The first reported deaths were reported on Oct. 23. Ray Wilder, 24 and W.F. Cox, both of Cashmere succumbed to the flu. Cox was a fruit worker from California who was working the apple harvest. In that same issue, the death of Catholic Father Daniel P. Kelly was announced. He had been visiting gravely ill influenza patients when he came down with the illness.
More deaths were reported at about that time in Peshastin, Cashmere and Waterville.
The World told the story of the emergency hospital in the Oct. 25 edition of the newspaper. A baby was born to one of the first patients in the hospital and had survived. The families of some patients brought their own beds, bedding and supplies. “Mrs. Olson, the nurse in charge, is one of the busiest women in the city,” according to the paper.
In the Oct. 30, the paper reported that a total of 12 patients recovered at the Odd Fellows emergency hospital and four others had died, a positive accomplishment to be celebrated.
By the end of October, the “Influenza situation slightly improved,” according to The World, but on Nov. 1, the paper reported an increase in flu cases prompted stricter regulations.
To reduce the spread of the flu, masks were required of election officials for the 1918 election and in early November, the state required masks to be worn.
One of the interesting stories done by The World was a call for chickens to be donated to the emergency hospital to help feed the patients.
The headline on Nov. 7 was promising: “Believe that crest of influenza past.” But that was overly optimistic. In that same edition, the World published a poignant about the deaths of Mr. and Mrs. Don Story, a young couple. He was a clerk at Wells and Wade Hardware, and they lived on Cascade St. Public Health officials required the wearing of masks in public places.
The paper also reported an unusual funeral service for little Rhoda Jane Auvil, the daughter of Mr. and Mrs. J.H. Auvil of Entiat. Since indoor funerals were banned, the church organ was moved outdoors under the trees and Rev. H.E. Hobart of Wenatchee proceeded with the service.
The flu situation got so perilous by Nov. 9, that the city of Wenatchee was closed up for three days to halt the spread of the outbreak.
Three days later, on Nov. 12, perhaps thinking that they had the virus licked, it was announced that county schools would be opening shortly. Flu mask regulations were relaxed. Once again, the flu started flourishing. Six days later, eighteen new cases were reported.
Meanwhile, the community was stepping up to support the hospital and patients with donations of food. The epidemic was particularly hard on low income people who were living in cramped housing and had difficulty isolating.
By early December, attention in the community turned to the problem of “bad sanitary conditions.” The Roosevelt Hotel Building had been condemned by the city but was still serving as a rooming house and a number of flu cases occurred there.
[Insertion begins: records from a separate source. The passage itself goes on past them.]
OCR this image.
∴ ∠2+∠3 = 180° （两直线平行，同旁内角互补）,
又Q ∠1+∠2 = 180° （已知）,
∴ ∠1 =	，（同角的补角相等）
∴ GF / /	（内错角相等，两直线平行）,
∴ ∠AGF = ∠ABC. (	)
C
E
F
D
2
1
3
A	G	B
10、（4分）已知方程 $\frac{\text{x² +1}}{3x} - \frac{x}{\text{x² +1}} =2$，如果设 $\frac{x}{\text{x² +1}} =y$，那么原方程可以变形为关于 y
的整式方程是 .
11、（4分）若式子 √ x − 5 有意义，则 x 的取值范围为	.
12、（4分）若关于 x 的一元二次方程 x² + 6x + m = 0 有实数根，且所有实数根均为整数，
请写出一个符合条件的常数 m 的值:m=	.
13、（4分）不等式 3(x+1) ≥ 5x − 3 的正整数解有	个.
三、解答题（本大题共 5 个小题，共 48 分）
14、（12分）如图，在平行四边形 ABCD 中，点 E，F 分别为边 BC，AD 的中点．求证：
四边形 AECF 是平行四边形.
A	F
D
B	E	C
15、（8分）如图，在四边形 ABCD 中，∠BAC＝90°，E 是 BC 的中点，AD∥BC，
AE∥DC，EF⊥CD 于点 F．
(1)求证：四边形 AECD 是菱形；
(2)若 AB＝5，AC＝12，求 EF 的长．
By Dec. 11, “Flue quarantine is now in full blast and effect,” the World reported. Penalties for failing to report an existing case would be enforced, said the paper.
Three days later, officials announced that the quarantine was working and that “disease rapidly decreasing and now under control.”
In late December, pressure started mounting to open schools, but that wouldn’t happen until Feb. 3, the same date that the influenza quarantine was lifted.
The influenza outbreak put a tremendous strain on the local hospital in 1918, just like it is happening today with the expected $26 million deficit Confluence Health is facing. During the flu epidemic, The World reported that Chelan County stepped up to help pay a third of the deficit of the emergency hospital.